Je ne connaissais ni McPherson ni Wadhams ni Carana, et j’ai regardé ce que les liens fournissaient comme introduction à leurs positions. C’est en effet dramatique, mais je me suis donné du temps pour réfléchir avant d’essayer de fournir une réponse probablement banale de toute façon. Un échange avec un autre lecteur pendant ce temps a souligné que mon blogue, qui critique sans proposer des solutions à une longue série d’interventions (Klein, Rifkin, Lovins, Villeneuve, Favreau et d’autres) donne l’impression que j’ai abdiqué (voir ma réflexion sur le livre de Claude Villeneuve, Est-il trop tard ?) et proposait que je lance des idées encourageantes.
Un des objectifs de ce blogue est d’essayer de faire réfléchir de nombreux intervenants qui, ensemble, pourraient bien dessiner des pistes d’attaque pour nous préparer pour l’effondrement plutôt que pour la transition (plutôt en douceur…) dont de nombreux auteurs parlent constamment et patiemment. (i) Bon nombre de mes contacts semblent satisfaits de continuer dans le chemin tracé depuis maintenant des décennies, que cela soit pour l’amélioration de notre condition sociale ou environnementale. Ils semblent acheter le discours de l’économie verte et, à mon jugement, s’enfonce dans le déni et le laisser-aller et ne se prononcent tout simplement pas sur les catastrophes appréhendées. (ii) De mon coté, je cherche à comprendre la complexité de notre civilisation contemporaine à partir d’un modèle qui semble capable d’intégrer les composantes de cette complexité.

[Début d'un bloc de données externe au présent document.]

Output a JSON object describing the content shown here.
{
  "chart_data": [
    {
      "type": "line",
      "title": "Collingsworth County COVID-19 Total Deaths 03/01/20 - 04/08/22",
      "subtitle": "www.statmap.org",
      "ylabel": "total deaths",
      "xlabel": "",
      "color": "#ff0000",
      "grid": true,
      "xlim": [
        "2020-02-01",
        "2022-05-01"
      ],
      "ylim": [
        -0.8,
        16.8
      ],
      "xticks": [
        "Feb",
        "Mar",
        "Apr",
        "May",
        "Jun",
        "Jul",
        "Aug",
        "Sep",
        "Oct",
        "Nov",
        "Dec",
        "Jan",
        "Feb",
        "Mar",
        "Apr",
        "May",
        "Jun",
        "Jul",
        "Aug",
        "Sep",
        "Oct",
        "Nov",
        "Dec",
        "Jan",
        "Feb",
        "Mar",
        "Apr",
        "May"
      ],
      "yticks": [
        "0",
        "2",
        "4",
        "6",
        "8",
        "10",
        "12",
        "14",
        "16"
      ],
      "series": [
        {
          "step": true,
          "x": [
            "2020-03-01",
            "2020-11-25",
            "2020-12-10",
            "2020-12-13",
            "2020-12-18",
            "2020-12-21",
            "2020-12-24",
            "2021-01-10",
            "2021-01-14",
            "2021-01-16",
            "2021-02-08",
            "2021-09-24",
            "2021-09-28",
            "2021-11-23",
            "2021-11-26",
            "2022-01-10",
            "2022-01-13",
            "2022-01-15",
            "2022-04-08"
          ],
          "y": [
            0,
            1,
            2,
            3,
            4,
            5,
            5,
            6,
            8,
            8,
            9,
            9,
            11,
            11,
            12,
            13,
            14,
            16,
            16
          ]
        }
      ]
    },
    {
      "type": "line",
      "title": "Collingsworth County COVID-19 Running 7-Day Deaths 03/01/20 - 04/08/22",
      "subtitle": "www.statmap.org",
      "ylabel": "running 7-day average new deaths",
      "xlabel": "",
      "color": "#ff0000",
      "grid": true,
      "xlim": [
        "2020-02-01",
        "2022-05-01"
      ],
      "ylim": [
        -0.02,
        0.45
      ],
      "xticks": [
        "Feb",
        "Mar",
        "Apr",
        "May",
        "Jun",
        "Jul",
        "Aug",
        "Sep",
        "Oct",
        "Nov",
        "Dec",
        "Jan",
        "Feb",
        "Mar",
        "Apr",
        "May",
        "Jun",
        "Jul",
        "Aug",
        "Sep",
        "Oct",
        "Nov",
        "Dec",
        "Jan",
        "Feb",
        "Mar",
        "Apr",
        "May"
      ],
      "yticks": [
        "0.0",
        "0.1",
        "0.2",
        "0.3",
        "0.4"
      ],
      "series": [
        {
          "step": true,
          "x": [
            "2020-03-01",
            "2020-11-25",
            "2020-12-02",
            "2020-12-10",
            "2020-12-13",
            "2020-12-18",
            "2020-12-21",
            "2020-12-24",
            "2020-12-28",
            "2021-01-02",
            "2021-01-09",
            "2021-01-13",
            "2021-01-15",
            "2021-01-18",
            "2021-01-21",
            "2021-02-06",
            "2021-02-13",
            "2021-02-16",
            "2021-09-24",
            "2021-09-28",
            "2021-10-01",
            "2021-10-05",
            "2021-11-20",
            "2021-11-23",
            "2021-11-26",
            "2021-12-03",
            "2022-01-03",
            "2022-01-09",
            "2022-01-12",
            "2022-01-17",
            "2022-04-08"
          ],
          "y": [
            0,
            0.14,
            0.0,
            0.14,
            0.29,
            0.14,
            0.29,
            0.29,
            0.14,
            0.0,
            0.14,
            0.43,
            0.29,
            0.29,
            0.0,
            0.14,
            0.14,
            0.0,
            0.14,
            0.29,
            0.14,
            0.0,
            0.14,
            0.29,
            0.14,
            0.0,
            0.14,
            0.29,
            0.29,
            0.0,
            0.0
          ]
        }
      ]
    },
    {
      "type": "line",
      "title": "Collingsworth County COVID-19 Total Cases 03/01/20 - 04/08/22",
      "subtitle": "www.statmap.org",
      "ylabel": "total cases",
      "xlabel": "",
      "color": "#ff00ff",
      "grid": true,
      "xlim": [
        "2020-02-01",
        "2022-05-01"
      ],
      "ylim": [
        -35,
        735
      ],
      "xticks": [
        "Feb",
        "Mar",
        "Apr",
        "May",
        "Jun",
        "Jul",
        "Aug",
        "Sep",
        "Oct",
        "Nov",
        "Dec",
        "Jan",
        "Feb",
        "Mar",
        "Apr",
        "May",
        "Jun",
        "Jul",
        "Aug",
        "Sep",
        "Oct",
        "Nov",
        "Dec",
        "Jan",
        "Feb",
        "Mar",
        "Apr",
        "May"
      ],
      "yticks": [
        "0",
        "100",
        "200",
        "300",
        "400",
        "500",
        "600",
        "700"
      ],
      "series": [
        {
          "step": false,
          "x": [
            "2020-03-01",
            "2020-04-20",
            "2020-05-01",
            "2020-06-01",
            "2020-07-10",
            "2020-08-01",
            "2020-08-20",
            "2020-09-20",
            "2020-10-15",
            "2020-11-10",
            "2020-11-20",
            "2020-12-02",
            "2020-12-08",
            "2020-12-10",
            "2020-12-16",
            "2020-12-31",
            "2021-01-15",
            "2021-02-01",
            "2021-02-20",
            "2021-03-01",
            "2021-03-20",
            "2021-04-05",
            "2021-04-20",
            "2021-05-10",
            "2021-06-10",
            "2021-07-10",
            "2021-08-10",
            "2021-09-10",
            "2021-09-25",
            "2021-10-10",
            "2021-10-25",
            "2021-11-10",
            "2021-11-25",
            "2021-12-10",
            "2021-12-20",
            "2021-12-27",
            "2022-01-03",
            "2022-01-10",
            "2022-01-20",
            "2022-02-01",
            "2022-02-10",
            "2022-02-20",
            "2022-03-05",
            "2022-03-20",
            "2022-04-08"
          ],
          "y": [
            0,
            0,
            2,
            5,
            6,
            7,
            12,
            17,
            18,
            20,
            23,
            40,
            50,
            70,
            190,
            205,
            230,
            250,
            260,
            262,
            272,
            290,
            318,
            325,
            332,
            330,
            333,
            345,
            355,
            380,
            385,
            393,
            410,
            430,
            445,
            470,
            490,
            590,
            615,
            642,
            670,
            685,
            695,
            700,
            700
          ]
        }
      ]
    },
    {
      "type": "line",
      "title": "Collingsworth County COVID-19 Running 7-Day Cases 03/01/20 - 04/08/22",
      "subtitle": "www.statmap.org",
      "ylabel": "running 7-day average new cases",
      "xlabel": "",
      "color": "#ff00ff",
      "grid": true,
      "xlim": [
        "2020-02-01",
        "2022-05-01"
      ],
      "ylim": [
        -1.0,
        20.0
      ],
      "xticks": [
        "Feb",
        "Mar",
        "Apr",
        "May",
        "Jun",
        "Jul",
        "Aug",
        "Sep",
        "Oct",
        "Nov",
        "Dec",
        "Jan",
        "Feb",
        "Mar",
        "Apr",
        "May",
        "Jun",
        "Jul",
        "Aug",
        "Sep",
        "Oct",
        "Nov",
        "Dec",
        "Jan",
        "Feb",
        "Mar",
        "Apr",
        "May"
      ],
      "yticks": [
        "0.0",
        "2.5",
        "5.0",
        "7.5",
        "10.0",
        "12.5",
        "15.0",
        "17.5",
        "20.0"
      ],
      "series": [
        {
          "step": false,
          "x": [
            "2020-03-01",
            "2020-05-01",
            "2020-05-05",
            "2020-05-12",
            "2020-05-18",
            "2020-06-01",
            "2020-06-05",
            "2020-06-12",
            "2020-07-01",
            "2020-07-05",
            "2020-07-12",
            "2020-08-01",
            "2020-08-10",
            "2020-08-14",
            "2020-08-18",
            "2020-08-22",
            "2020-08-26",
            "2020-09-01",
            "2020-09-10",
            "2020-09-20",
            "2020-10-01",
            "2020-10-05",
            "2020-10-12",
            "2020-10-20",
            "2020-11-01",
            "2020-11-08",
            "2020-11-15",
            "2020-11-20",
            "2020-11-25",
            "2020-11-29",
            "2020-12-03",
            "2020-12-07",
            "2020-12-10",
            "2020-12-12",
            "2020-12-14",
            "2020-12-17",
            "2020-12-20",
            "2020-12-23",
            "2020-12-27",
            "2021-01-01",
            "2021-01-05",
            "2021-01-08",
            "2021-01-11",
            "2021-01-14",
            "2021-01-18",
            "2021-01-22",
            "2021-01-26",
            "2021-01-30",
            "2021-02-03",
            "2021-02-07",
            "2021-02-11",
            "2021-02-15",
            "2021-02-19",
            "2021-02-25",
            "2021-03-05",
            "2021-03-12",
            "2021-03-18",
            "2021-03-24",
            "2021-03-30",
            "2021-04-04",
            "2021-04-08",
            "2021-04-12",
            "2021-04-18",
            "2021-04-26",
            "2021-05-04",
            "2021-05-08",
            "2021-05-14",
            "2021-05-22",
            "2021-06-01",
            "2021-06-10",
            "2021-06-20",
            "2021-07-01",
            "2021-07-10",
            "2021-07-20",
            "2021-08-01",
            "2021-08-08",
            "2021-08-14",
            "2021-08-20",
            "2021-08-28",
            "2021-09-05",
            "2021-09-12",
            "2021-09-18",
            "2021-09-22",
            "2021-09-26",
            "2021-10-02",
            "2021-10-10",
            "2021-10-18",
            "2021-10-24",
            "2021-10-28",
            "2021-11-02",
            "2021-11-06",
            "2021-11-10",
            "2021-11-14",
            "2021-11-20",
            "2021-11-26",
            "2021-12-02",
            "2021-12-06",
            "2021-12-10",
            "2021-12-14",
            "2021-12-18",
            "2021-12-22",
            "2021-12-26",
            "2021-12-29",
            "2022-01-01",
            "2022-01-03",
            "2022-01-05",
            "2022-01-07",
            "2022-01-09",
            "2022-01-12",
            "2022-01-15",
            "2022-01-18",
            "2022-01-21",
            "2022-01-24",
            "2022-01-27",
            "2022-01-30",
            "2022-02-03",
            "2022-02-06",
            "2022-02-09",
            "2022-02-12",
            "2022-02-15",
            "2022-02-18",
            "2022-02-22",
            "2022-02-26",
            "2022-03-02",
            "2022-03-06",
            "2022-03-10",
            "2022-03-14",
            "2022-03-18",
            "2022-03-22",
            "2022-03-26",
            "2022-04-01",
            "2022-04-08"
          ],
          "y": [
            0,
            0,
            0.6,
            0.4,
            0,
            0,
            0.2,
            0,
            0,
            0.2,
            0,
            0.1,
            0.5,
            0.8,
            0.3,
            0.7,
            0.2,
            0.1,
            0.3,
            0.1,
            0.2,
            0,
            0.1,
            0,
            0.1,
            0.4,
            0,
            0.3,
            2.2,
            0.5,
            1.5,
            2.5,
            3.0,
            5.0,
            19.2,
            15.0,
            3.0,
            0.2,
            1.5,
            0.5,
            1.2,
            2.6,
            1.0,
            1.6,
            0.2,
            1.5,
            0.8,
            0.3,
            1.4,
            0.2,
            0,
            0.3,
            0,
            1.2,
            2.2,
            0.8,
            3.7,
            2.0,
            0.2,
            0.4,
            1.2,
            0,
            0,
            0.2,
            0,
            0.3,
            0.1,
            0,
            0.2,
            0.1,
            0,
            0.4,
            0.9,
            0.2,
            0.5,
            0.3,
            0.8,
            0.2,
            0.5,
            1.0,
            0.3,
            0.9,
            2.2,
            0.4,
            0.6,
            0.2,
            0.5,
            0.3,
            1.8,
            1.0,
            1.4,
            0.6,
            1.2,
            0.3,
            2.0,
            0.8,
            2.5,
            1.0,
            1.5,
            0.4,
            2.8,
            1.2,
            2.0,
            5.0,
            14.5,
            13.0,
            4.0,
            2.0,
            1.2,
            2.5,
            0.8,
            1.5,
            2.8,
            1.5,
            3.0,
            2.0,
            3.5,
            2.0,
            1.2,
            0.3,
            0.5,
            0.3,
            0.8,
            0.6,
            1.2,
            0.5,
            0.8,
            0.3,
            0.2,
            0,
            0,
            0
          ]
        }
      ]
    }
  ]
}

Ce modèle, celui de Halte, nous met devant la catastrophe, après 40 ans d’échecs dans les efforts de gérer les défis. Je comprends par les commentaires que plusieurs de mes lecteurs partagent ce point de vue. (iii) On ne peut jamais oublier qu’une guerre nucléaire, des pandémies ou «tout simplement» une violence éthnique ou religieuse, hors de contrôle et s’étendant à l’échelle régionale, voire internationale, restent toujours présentes comme risques pour l’effondrement de notre civilisation.
Mon effort est de voir comment notre civilisation se comporte avec l’hypothèse que ces autres catastrophes n’auront pas lieu ; l’effondrement projeté par Halte (qu’on n’a pas besoin de prendre comme précis de toute façon) n’est pas quelque chose qui arrivera du jour au lendemain, c’est un processus qui pourrait bien être en cours et qui, selon les projections, s’étendra sur peut-être une vingtaine d’années. Je soupçonne que la demande pour des alternatives, à laquelle je ne réussis pas à répondre très souvent, s’insère dans une perspective visant une transition, plutôt qu’un effondrement, alors que je cherche à nous inviter (comme Pablo Servigne – voir plus bas) à faire notre deuil de la civilisation actuelle et nous préparer pour des perturbations qui définiront notre «predicament» (le terme anglais utilisé par Servigne), une situation où il n’y a pas de vraies solutions, mais des adaptions imposées.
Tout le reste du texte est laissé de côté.